Noether symmetric minisuperspace model of $f(R)$ cosmology

TL;DR

This paper uses Noether symmetry to identify specific $f(R)$ gravity models that admit power-law cosmological expansion and explores their quantum solutions, linking classical and quantum descriptions.

Contribution

It introduces a method to determine $f(R)$ functions with Noether symmetry in minisuperspace and analyzes their classical and quantum cosmological implications.

Findings

Identified $f(R)$ forms with Noether symmetry leading to power-law expansion.

Derived solutions to the Wheeler-DeWitt equation as superpositions of oscillatory states.
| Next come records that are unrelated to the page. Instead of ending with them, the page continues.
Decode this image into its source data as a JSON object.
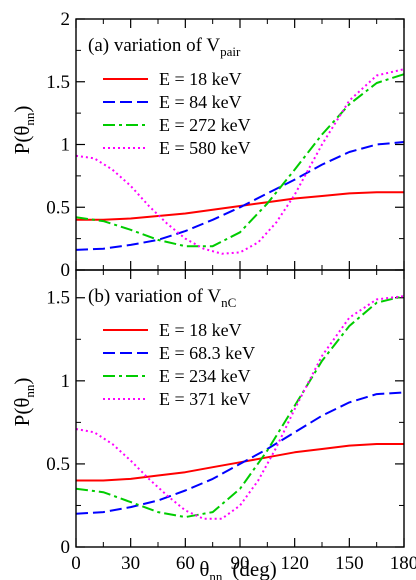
{
  "chart_data": {
    "type": "line",
    "x_label": {
      "main": "θ",
      "sub": "nn",
      "suffix": "(deg)"
    },
    "y_label": {
      "prefix": "P(θ",
      "sub": "nn",
      "suffix": ")"
    },
    "x_ticks": [
      0,
      30,
      60,
      90,
      120,
      150,
      180
    ],
    "panels": [
      {
        "id": "a",
        "title_prefix": "(a) variation of V",
        "title_sub": "pair",
        "xlim": [
          0,
          180
        ],
        "ylim": [
          0,
          2
        ],
        "y_ticks": [
          0,
          0.5,
          1,
          1.5,
          2
        ],
        "y_tick_labels": [
          "0",
          "0.5",
          "1",
          "1.5",
          "2"
        ],
        "series": [
          {
            "name": "E = 18 keV",
            "color": "#ff0000",
            "dash": "solid",
            "x": [
              0,
              15,
              30,
              45,
              60,
              75,
              90,
              105,
              120,
              135,
              150,
              165,
              180
            ],
            "y": [
              0.4,
              0.4,
              0.41,
              0.43,
              0.45,
              0.48,
              0.51,
              0.54,
              0.57,
              0.59,
              0.61,
              0.62,
              0.62
            ]
          },
          {
            "name": "E = 84 keV",
            "color": "#0000ff",
            "dash": "dash",
            "x": [
              0,
              15,
              30,
              45,
              60,
              75,
              90,
              105,
              120,
              135,
              150,
              165,
              180
            ],
            "y": [
              0.16,
              0.17,
              0.2,
              0.24,
              0.31,
              0.4,
              0.5,
              0.61,
              0.72,
              0.84,
              0.94,
              1.0,
              1.02
            ]
          },
          {
            "name": "E = 272 keV",
            "color": "#00cc00",
            "dash": "dashdot",
            "x": [
              0,
              15,
              30,
              45,
              60,
              75,
              90,
              105,
              120,
              135,
              150,
              165,
              180
            ],
            "y": [
              0.42,
              0.39,
              0.32,
              0.24,
              0.19,
              0.19,
              0.3,
              0.53,
              0.8,
              1.08,
              1.32,
              1.49,
              1.56
            ]
          },
          {
            "name": "E = 580 keV",
            "color": "#ff00ff",
            "dash": "dot",
            "x": [
              0,
              10,
              20,
              30,
              40,
              50,
              60,
              70,
              80,
              90,
              100,
              110,
              120,
              135,
              150,
              165,
              180
            ],
            "y": [
              0.91,
              0.89,
              0.8,
              0.67,
              0.51,
              0.37,
              0.25,
              0.17,
              0.13,
              0.14,
              0.22,
              0.38,
              0.6,
              1.0,
              1.35,
              1.55,
              1.6
            ]
          }
        ]
      },
      {
        "id": "b",
        "title_prefix": "(b) variation of V",
        "title_sub": "nC",
        "xlim": [
          0,
          180
        ],
        "ylim": [
          0,
          1.667
        ],
        "y_ticks": [
          0,
          0.5,
          1,
          1.5
        ],
        "y_tick_labels": [
          "0",
          "0.5",
          "1",
          "1.5"
        ],
        "series": [
          {
            "name": "E = 18 keV",
            "color": "#ff0000",
            "dash": "solid",
            "x": [
              0,
              15,
              30,
              45,
              60,
              75,
              90,
              105,
              120,
              135,
              150,
              165,
              180
            ],
            "y": [
              0.4,
              0.4,
              0.41,
              0.43,
              0.45,
              0.48,
              0.51,
              0.54,
              0.57,
              0.59,
              0.61,
              0.62,
              0.62
            ]
          },
          {
            "name": "E = 68.3 keV",
            "color": "#0000ff",
            "dash": "dash",
            "x": [
              0,
              15,
              30,
              45,
              60,
              75,
              90,
              105,
              120,
              135,
              150,
              165,
              180
            ],
            "y": [
              0.2,
              0.21,
              0.24,
              0.28,
              0.34,
              0.41,
              0.5,
              0.59,
              0.69,
              0.79,
              0.87,
              0.92,
              0.93
            ]
          },
          {
            "name": "E = 234 keV",
            "color": "#00cc00",
            "dash": "dashdot",
            "x": [
              0,
              15,
              30,
              45,
              60,
              75,
              90,
              105,
              120,
              135,
              150,
              165,
              180
            ],
            "y": [
              0.35,
              0.33,
              0.27,
              0.21,
              0.18,
              0.21,
              0.35,
              0.58,
              0.85,
              1.12,
              1.33,
              1.47,
              1.51
            ]
          },
          {
            "name": "E = 371 keV",
            "color": "#ff00ff",
            "dash": "dot",
            "x": [
              0,
              10,
              20,
              30,
              40,
              50,
              60,
              70,
              80,
              90,
              100,
              110,
              120,
              135,
              150,
              165,
              180
            ],
            "y": [
              0.71,
              0.69,
              0.62,
              0.52,
              0.41,
              0.31,
              0.22,
              0.17,
              0.17,
              0.25,
              0.4,
              0.6,
              0.83,
              1.15,
              1.38,
              1.49,
              1.51
            ]
          }
        ]
      }
    ]
  }
}
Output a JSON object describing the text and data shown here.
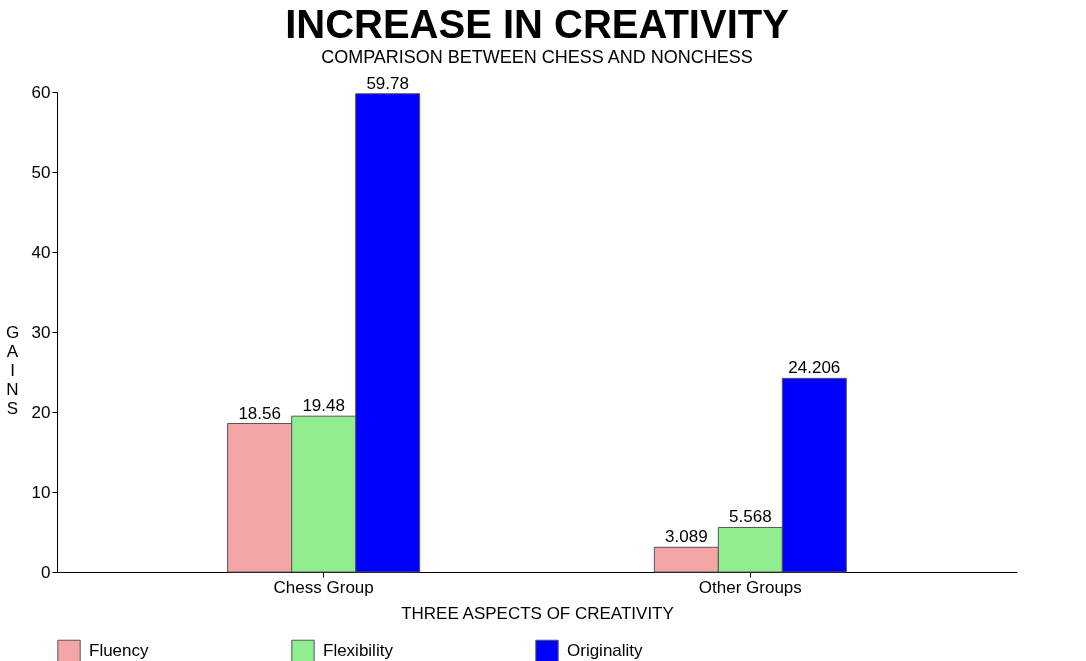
{
  "chart_data": {
    "type": "bar",
    "title": "INCREASE IN CREATIVITY",
    "subtitle": "COMPARISON BETWEEN CHESS AND NONCHESS",
    "xlabel": "THREE ASPECTS OF CREATIVITY",
    "ylabel": "GAINS",
    "categories": [
      "Chess Group",
      "Other Groups"
    ],
    "series": [
      {
        "name": "Fluency",
        "color": "#f4a6a6",
        "values": [
          18.56,
          3.089
        ]
      },
      {
        "name": "Flexibility",
        "color": "#90ee90",
        "values": [
          19.48,
          5.568
        ]
      },
      {
        "name": "Originality",
        "color": "#0000ff",
        "values": [
          59.78,
          24.206
        ]
      }
    ],
    "ylim": [
      0,
      60
    ],
    "yticks": [
      0,
      10,
      20,
      30,
      40,
      50,
      60
    ],
    "grid": false,
    "legend": "bottom",
    "data_labels": true
  }
}
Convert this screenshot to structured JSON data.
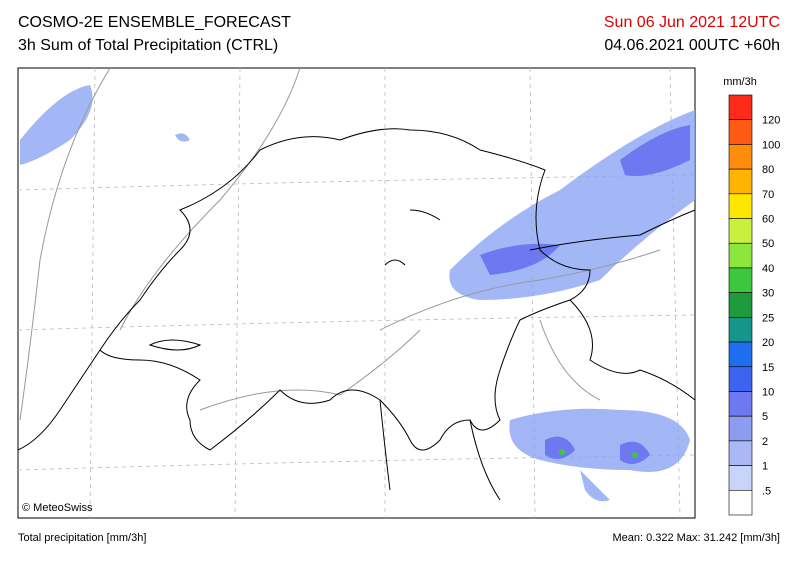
{
  "header": {
    "title": "COSMO-2E ENSEMBLE_FORECAST",
    "subtitle": "3h Sum of Total Precipitation (CTRL)",
    "valid_time": "Sun 06 Jun 2021 12UTC",
    "run_time": "04.06.2021 00UTC +60h"
  },
  "map": {
    "credit": "© MeteoSwiss"
  },
  "colorbar": {
    "unit": "mm/3h",
    "colors": [
      "#ff2a1a",
      "#ff5a14",
      "#ff8c0c",
      "#ffb400",
      "#ffe600",
      "#c8f03c",
      "#8ce63c",
      "#3cc83c",
      "#1e9b3c",
      "#14968c",
      "#1e6ef0",
      "#3c64f0",
      "#6e78f0",
      "#8c9cf0",
      "#aab9f5",
      "#c8d4fa",
      "#ffffff"
    ],
    "labels": [
      "120",
      "100",
      "80",
      "70",
      "60",
      "50",
      "40",
      "30",
      "25",
      "20",
      "15",
      "10",
      "5",
      "2",
      "1",
      ".5"
    ]
  },
  "footer": {
    "left": "Total precipitation [mm/3h]",
    "right": "Mean:  0.322 Max: 31.242 [mm/3h]"
  }
}
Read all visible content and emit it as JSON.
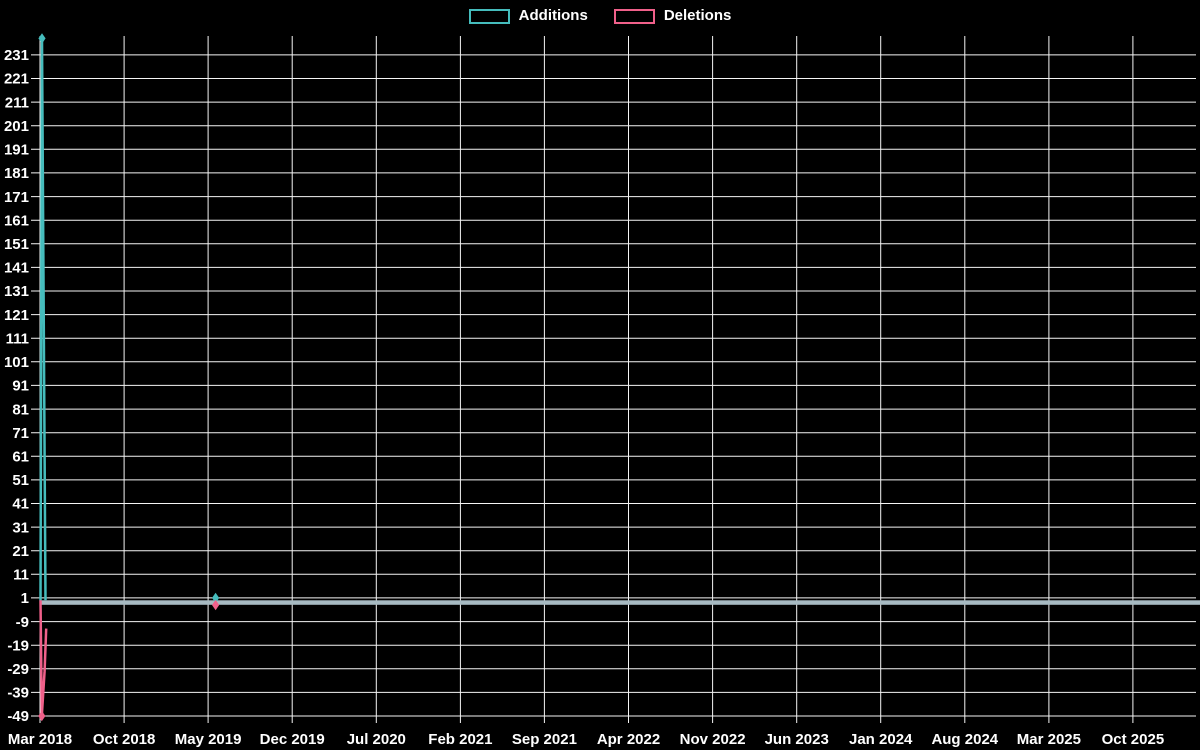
{
  "legend": {
    "items": [
      {
        "label": "Additions",
        "color": "#45bcbc"
      },
      {
        "label": "Deletions",
        "color": "#f0608a"
      }
    ]
  },
  "colors": {
    "background": "#000000",
    "grid": "#f5f5f5",
    "axis_text": "#ffffff",
    "flat_line": "#a7bac2"
  },
  "chart_data": {
    "type": "line",
    "title": "",
    "xlabel": "",
    "ylabel": "",
    "description": "Weekly code additions and deletions over time (git code-frequency style chart, dark theme). Both series sit at ~0 for almost the entire range, rendering as a single gray flat line, except a large spike in March 2018 and a tiny marked point in mid May 2019.",
    "x_ticks": [
      "Mar 2018",
      "Oct 2018",
      "May 2019",
      "Dec 2019",
      "Jul 2020",
      "Feb 2021",
      "Sep 2021",
      "Apr 2022",
      "Nov 2022",
      "Jun 2023",
      "Jan 2024",
      "Aug 2024",
      "Mar 2025",
      "Oct 2025"
    ],
    "x_tick_interval_months": 7,
    "y_ticks": [
      231,
      221,
      211,
      201,
      191,
      181,
      171,
      161,
      151,
      141,
      131,
      121,
      111,
      101,
      91,
      81,
      71,
      61,
      51,
      41,
      31,
      21,
      11,
      1,
      -9,
      -19,
      -29,
      -39,
      -49
    ],
    "ylim": [
      -49,
      239
    ],
    "xlim_months": [
      0,
      96.25
    ],
    "grid": true,
    "legend_position": "top-center",
    "flat_line_value": 0,
    "series": [
      {
        "name": "Additions",
        "color": "#45bcbc",
        "points": [
          {
            "label": "Mar 2018 (week 1)",
            "y": 0
          },
          {
            "label": "Mar 2018 (week 2)",
            "y": 238
          },
          {
            "label": "Mar 2018 (week 3)",
            "y": 0
          },
          {
            "label": "May 2019 (mid)",
            "y": 1
          },
          {
            "label": "all other weeks through Oct 2025",
            "y": 0
          }
        ],
        "draw_segments": [
          [
            [
              0.04,
              0
            ],
            [
              0.17,
              238
            ],
            [
              0.46,
              0
            ]
          ]
        ],
        "markers": [
          [
            0.17,
            238
          ],
          [
            14.62,
            1
          ]
        ]
      },
      {
        "name": "Deletions",
        "color": "#f0608a",
        "points": [
          {
            "label": "Mar 2018 (week 1)",
            "y": 0
          },
          {
            "label": "Mar 2018 (week 2)",
            "y": -49
          },
          {
            "label": "Mar 2018 (week 3)",
            "y": -31
          },
          {
            "label": "Mar 2018 (week 4)",
            "y": -12
          },
          {
            "label": "May 2019 (mid)",
            "y": -2
          },
          {
            "label": "all other weeks through Oct 2025",
            "y": 0
          }
        ],
        "draw_segments": [
          [
            [
              0.04,
              0
            ],
            [
              0.15,
              -49
            ],
            [
              0.38,
              -30
            ],
            [
              0.52,
              -12
            ]
          ]
        ],
        "markers": [
          [
            0.15,
            -49
          ],
          [
            14.62,
            -2
          ]
        ]
      }
    ]
  }
}
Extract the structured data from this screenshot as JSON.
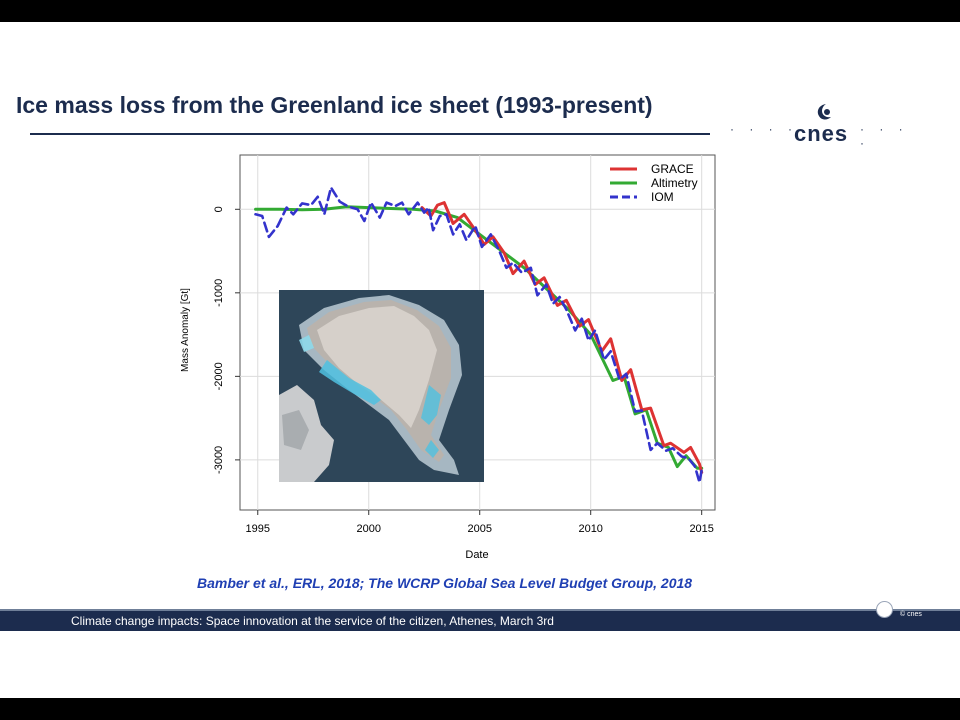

Showed classical trajectories can be recovered from quantum wavefunctions.

Abstract

We study the metric $f(R)$ cosmology using Noether symmetry approach by utilizing the behavior of the corresponding Lagrangian under infinitesimal generators of the desired symmetry. The existence of Noether symmetry of the cosmological $f(R)$ minisuperspace helps us to find out the form of $f(R)$ function for which such symmetry exist. It is shown that the resulting form for $f(R)$ yields a power law expansion for the cosmic scale factor. We also show that in the corresponding Noether symmetric quantum model, the solutions to the Wheeler-DeWitt equation can be expressed as a superposition of states of the form $e^{iS}$. It is shown that in terms of such wavefunctions the classical trajectories can be recovered.